Data Maintained by a Process p in memory

  • status - the status of process p, which can be one of the following:

    • idle - not conducting or trying to begin a ballot
    • trying - trying to begin ballot number ledger.lastTried
    • polling - Conducting ballot number ledger.lastTried
    • On startup the status is assumed to be idle.
  • prevVotes - the set of votes received in LastVote messages for the current ballot (i.e. ballot number in ledger.lastTried).

  • quorum - the set of processes including p, that responded with LastVote messages for current ballot, only meaningful when status == polling.

  • voters - the set of processes including p, from whom p has received Voted messages in the current ballot, only meaningful when status == polling.

  • decree - if status == polling, then the decree of the current ballot, otherwise meaningless.

Messages

  • NextBallot - aka PREPARE 1a - message sent by the ballot conductor.
  • LastVote - aka PROMISE 1b - message sent by participant to ballot conductor.
  • BeginBallot - aka ACCEPT 2a - messages sent by the ballot conductor.
  • Voted - aka ACCEPTED 2b - message sent by participant to ballot conductor.
  • Success - message sent by ballot conductor to all processes once the ballot is successfully completed.

The content and timing of each message is described below.

Algorithm for Basic Paxos.

The following algorithm must be implemented for each process that is participating in a Basic Paxos run.

Start New Ballot (Phase 1)

This step is invoked when a new ballot must be started, perhaps on client request.

  • If status != idle, reject request. If status != idle, p is already conducting a ballot.
  • Let b = ledger.lastTried + 1, where 1 is added to the proposal number.
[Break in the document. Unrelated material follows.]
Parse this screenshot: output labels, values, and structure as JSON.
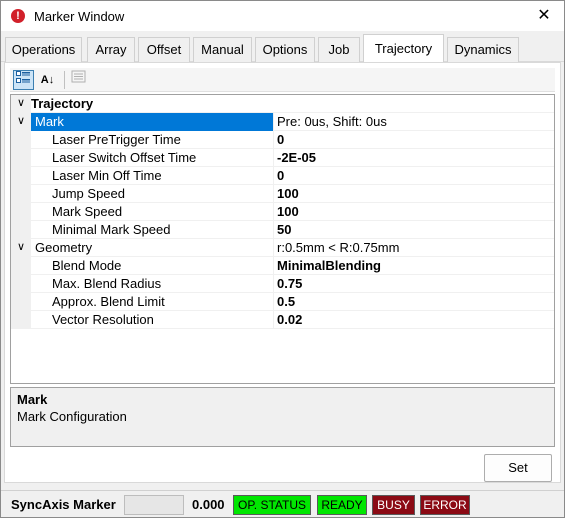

First valid proposal number is thus 0, as initial value of ledger.lastTried is (-1, p.id).
  • Set ledger.lastTried to b.
  • Set p.status to trying.
  • Set p.prevVotes to empty set.
  • To each process participating in basic paxos, send NextBallot(ledger.lastTried) PREPARE 1a message, including to itself.

Receive NextBallot(b) PREPARE 1a, conditionally send LastVote PROMISE 1b

This is executed by each process that receives the NextBallot message.

  • Let b = NextBallot.b.
  • if b > ledger.maxBal then
    • Set ledger.maxBal to b
    • To the sender of ballot b, i.e. owner(b), send LastVote (PROMISE 1b) message with following contents
      • voter - p.id (i.e. the id of the process sending the LastVote)
      • v Vote containing
        • b - ballot number
        • ledger.maxVBal
        • ledger.maxVal

Receive LastVote(owner,b,v) PROMISE 1b message

  • if b == ledger.lastTried and status == trying then
    • Set add vote v to the set prevVotes. Note that two votes that are from different participants (i.e. LastVote.voter is different), must be considered as distinct votes here.
    • If count of prevVotes with ballot b is >= to quorumSize then start polling.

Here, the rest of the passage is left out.